Bu çabayı anlamlı buluyorum çünkü: yıllardır televizyonlarda büyük evlerde, yalılarda oturan çok para kazanan başrol oyuncularını hiç çalışırken göremedik, o zengin karakterlere o değirmenin suyunun nerden geldiğini hiç öğrenemedik, zerre alın terine şahit olamadık. Kadınları uyurken ve uyanırken günün yirmi dört saati saç başı maşalı, fönlü ve makyajlı olarak arzı endam ederken izledik, evde hiçbir uğraşı olmayıp sadece alışveriş ve entrika peşinde koşturulduklarına zorunlu şahit olduk! Üstelik evin yardımcılarının yemek ve temizlikten ziyade dedikodu yaparak mesai yaptıklarına ve bu durumun normalize edilmesine alıştırıldık!

Bu üç diziyi ve alışılmış çizginin kırılmasına etki eden bütün yapımları televizyon izlemeyen biri olarak değerli bulmam bu yüzden. Şimdilik böylesine değerli yapımları dijital platformlardan seyretme şansımız var, umarım televizyonlarda da böyle değerli yapımları izleme şansımız olur.

Son dokuz yıldır hiç televizyon izlemediğim halde dizilerden nasıl haberim olduğunu merak edenler için; izlemek istediğim dizi veya programı ertesi gün veya vaktim olduğunda internetten takip ediyorum böylelikle 40 dakikalık bir diziye 120 dakikayı ipotek etmeden ve ekran başına kendimi hapsetmek zorunda kalmadan, yani ben istediğim an ekranı durduruyorum ekranın beni durdurmasına teslim olmadan.

Burcu Biricik’in oyun performansı olağanüstü bulduğumu da ifade etmeliyim

Uğur Yücel’in bu sezon rolü çok fazla olmasa da “ben sinirli değilim yüzüm böyle” repliği hafızamda uzun süre yerini koruyacak.

Fatma dizisinde kadın figürünün görmezden gelinişi, durumu özel olan bir çocuğa sahipseniz bunun yaşamınız üzerinizdeki etkisi, kendinden aşağıdakini ezme, menfaati uğruna susma, taciz, çocuk yaşta evlendirilme ve tecavüz ve bunun kişinin yaşamı üzerindeki etkis.

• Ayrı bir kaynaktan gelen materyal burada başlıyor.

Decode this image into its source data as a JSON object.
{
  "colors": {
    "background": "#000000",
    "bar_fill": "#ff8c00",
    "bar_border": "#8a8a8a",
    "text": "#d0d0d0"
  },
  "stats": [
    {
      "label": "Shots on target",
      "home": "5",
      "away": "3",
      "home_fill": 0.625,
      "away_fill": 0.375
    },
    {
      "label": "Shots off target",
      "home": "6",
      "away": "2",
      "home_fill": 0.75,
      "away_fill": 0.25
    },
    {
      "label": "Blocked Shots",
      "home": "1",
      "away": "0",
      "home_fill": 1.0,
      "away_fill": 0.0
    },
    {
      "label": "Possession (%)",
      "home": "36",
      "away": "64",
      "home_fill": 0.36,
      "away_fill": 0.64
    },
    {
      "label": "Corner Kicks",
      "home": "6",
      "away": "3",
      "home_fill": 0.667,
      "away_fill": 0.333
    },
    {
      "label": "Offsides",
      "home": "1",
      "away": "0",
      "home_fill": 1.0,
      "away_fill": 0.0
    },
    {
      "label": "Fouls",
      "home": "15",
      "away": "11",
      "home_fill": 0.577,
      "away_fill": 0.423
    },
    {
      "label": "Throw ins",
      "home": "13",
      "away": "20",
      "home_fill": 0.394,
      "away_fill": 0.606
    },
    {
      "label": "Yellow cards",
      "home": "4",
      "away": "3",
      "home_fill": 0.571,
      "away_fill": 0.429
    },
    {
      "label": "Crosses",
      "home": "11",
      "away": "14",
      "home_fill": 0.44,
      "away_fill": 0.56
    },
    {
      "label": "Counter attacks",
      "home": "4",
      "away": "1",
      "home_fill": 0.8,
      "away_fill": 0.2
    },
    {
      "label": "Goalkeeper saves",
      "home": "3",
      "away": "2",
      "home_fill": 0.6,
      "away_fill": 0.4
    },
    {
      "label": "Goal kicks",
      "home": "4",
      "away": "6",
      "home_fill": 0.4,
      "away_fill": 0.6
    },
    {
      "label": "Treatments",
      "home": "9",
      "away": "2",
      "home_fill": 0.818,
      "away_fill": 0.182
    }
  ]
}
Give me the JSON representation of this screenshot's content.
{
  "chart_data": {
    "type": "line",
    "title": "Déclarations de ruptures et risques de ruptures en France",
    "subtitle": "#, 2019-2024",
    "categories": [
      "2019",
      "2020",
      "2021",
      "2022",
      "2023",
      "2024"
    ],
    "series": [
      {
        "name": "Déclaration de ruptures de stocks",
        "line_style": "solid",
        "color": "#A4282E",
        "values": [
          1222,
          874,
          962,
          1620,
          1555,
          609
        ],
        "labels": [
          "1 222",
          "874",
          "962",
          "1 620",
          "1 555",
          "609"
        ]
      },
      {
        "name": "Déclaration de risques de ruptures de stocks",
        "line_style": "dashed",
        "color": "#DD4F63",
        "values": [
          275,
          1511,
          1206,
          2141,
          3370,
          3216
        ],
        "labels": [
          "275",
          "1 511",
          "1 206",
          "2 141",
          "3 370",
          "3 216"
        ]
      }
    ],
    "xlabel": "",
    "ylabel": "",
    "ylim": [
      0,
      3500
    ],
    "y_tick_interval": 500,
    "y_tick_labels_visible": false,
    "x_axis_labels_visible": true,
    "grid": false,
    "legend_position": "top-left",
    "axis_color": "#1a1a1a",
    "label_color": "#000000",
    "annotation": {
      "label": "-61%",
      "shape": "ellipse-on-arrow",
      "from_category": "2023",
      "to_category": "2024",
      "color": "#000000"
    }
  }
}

Paran çoksa sahip olabileceğin pahalı zevkler...!Kadınların toplum içinde çekmiş olduğu sıkıntıyı nakış gibi işlediğini fark edeceksiniz dizi her haliyle akıcı ve sürükleyip gidiyor ve ilk sezonun sonlarına doğru geldiğinizde her mağdur kadının aslında fiziksel şiddet görmediğini ve fiziksel şiddettin kurbanı olmadığını net olarak anlayacaksınız, fiziksel şiddetten daha ağır şiddet şekillerini görmek istemeseniz de size detayları ile tane tane anlatacak ve gösterecek.

Dudaklarınızdan vicdan her şeyden önce vicdanı olmalı insanın sözleri dökülecek.

Kısaca vicdanı olanları rahatsız edecek bir dizi.